Many people working in L&D do now recognize that workplace learning is more than courses delivered through a learning management system.
They certainly are beginning to realise that most training courses (either face-to-face or online) are endured rather than enjoyed by their people, and that there is a lot of evidence that shows that they are often ineffective.
Many in L&D do want to break out of the “course is the solution to every problem” mentality, but don’t know how to get started. They don’t know how to get their own L&D team members thinking differently about how to support the business in more appropriate ways, nor how to stop line managers asking for a course whenever they encounter a performance problem.
I often advise L&D groups that one way to break out of old thinking is to have a policy where courses become the exception rather than the rule.
In other words, a strong case has to be made for a course to be created – one that documents all the other relevant options that have been explored and the reasons why they are not deemed appropriate. The case then needs to be scrutinized by others in the team to spot any flaws in the argument. The activity of building and defending the case should be tiresome enough to put off only those who are clearly convinced that a course is the only possible solution (or part of the possible solution).
Taking this step however requires (at least) two new skills of the workplace learning professional.
- the ability to conduct a proper Performance Analysis together with the manager in question to help to identifying the core problem(s) and a range of possible solutions. [Note: This is very different to carrying out a Training Needs Analysis – since a TNA already assumes training is the solution.]

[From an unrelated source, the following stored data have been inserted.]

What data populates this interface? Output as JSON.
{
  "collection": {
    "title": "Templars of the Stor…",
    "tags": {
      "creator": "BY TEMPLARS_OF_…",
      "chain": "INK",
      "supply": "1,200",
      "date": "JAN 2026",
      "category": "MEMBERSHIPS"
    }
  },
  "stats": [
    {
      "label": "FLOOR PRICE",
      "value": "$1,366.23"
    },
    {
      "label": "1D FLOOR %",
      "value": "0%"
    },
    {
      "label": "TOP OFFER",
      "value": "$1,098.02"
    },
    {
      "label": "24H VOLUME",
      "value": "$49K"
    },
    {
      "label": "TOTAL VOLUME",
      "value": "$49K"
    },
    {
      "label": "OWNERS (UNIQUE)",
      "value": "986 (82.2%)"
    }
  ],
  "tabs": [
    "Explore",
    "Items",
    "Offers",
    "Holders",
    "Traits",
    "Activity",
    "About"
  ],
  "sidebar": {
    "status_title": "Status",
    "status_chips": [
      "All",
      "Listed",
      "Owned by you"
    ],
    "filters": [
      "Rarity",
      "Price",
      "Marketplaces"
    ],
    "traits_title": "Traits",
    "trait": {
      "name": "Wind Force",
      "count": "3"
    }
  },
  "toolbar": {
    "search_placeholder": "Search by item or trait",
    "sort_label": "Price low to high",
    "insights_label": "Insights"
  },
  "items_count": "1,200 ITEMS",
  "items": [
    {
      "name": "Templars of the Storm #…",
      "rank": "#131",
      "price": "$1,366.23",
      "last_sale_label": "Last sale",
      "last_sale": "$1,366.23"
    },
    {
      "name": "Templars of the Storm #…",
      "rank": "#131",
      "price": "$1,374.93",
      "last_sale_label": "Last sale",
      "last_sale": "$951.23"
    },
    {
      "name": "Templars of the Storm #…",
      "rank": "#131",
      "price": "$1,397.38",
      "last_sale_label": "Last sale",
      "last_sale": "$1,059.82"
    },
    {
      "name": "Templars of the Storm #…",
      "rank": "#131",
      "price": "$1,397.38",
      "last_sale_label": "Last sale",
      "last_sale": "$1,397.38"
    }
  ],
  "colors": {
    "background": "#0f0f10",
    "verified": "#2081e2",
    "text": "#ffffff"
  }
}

- a good understanding of a wide range of potential approaches to addressing performance problems together with their costs and benefits, pros and cons. Much of this will only happen once team members personally experience these new approaches themselves, and are able to “walk the talk” and show how their own practices have changed.
Of course it does also require line managers to understand that the workplace learning landscape has changed too, but as more and more realise that courses are often far from an ideal solution, then they will probably be more than willing to consider other approaches.
But what about the diehards who think they can just “order a course” as they have always done? L&D will need to explain that it is now policy and practice to carry out a performance analysis, and if a manager refuses to participate and insists on a course, then they will need to take a firm stand, and require the manager to write his/her own case for approval.
Once courses are the exception rather than the rule, they are more likely to be valued a lot more in the business.